Editorial

Nouvelles arrestations inquiétantes d'avocats turcs

Droits de l'Homme

Mis à jour le 19.09.2016

COMMUNIQUE DE L’OBSERVATOIRE INTERNATIONAL DES AVOCATS EN DANGER (OIAD) - Vendredi 16 septembre 2016

 

 

L’Observatoire International des Avocats en Danger apprend avec consternation et inquiétude l’arrestation, les 8 et 9 septembre 2016, de nombreux avocats turcs à Antalya.

25 avocats ont d’abord été arrêtés le 8 septembre dernier suite aux instructions du Procureur de la République.

Figurent parmi eux Münip Ermiş, Vice-Président de l'Association des juristes progressistes (ÇHD), qui a été placé en garde à vue au matin du 8 septembre, et un membre du Conseil de l’Ordre du Barreau d’Antalya, Lider Tanrıkulu.

Des perquisitions ont eu lieu aux domiciles et cabinets de ces avocats.

Le 9 septembre, un groupe d'avocats qui tentait de lire un communiqué de presse face au Palais de justice d’Izmir, sollicitant la libération de Münip Ermiş et de ses confrères, a été interpellé par les forces de police, avant d’être libéré le lendemain, samedi 10 septembre.

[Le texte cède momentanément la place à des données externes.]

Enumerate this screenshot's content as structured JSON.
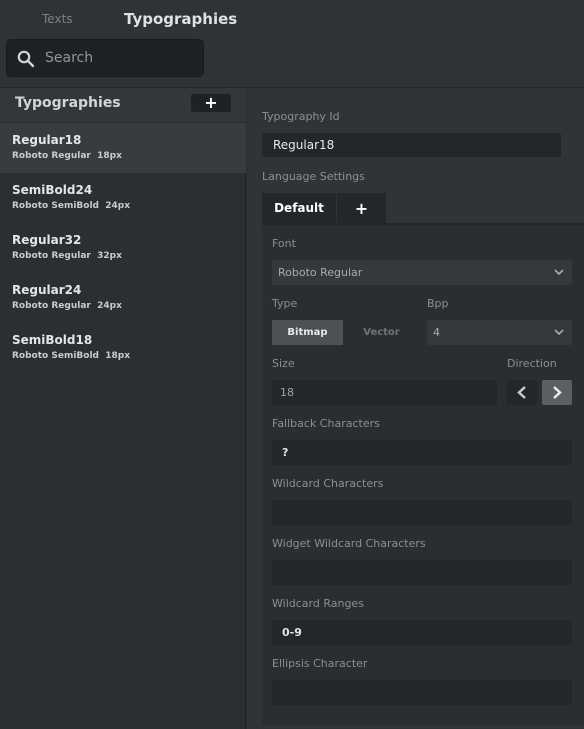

Aujourd’hui, Münip Ermiş et Lider Tanrıkulu ont été libérés sous contrôle judiciaire avec interdiction de quitter le territoire, et sept avocats sont encore détenus, accusés d’être membres du mouvement FETO, soupçonné d’être à l’origine du coup d’Etat manqué du 15 juillet dernier.

La libération de nos confrères fait notamment suite à la protestation des membres de cette association qui ont organisé, dimanche 11 septembre, un sit-in devant le Tribunal d’Antalya pour la libération de Münip Ermiş.

L’Observatoire international des Avocats en Danger rappelle que la Turquie, en tant que candidat à l’adhésion à l’Union européenne, s’est engagée à respecter intégralement les critères de Copenhague, qui incluent notamment l’intangibilité de l’Etat de droit et des droits de l’Homme.

A ce titre, l’Observatoire dénonce avec force ces atteintes à la liberté d’expression et ces interpellations massives d’avocats.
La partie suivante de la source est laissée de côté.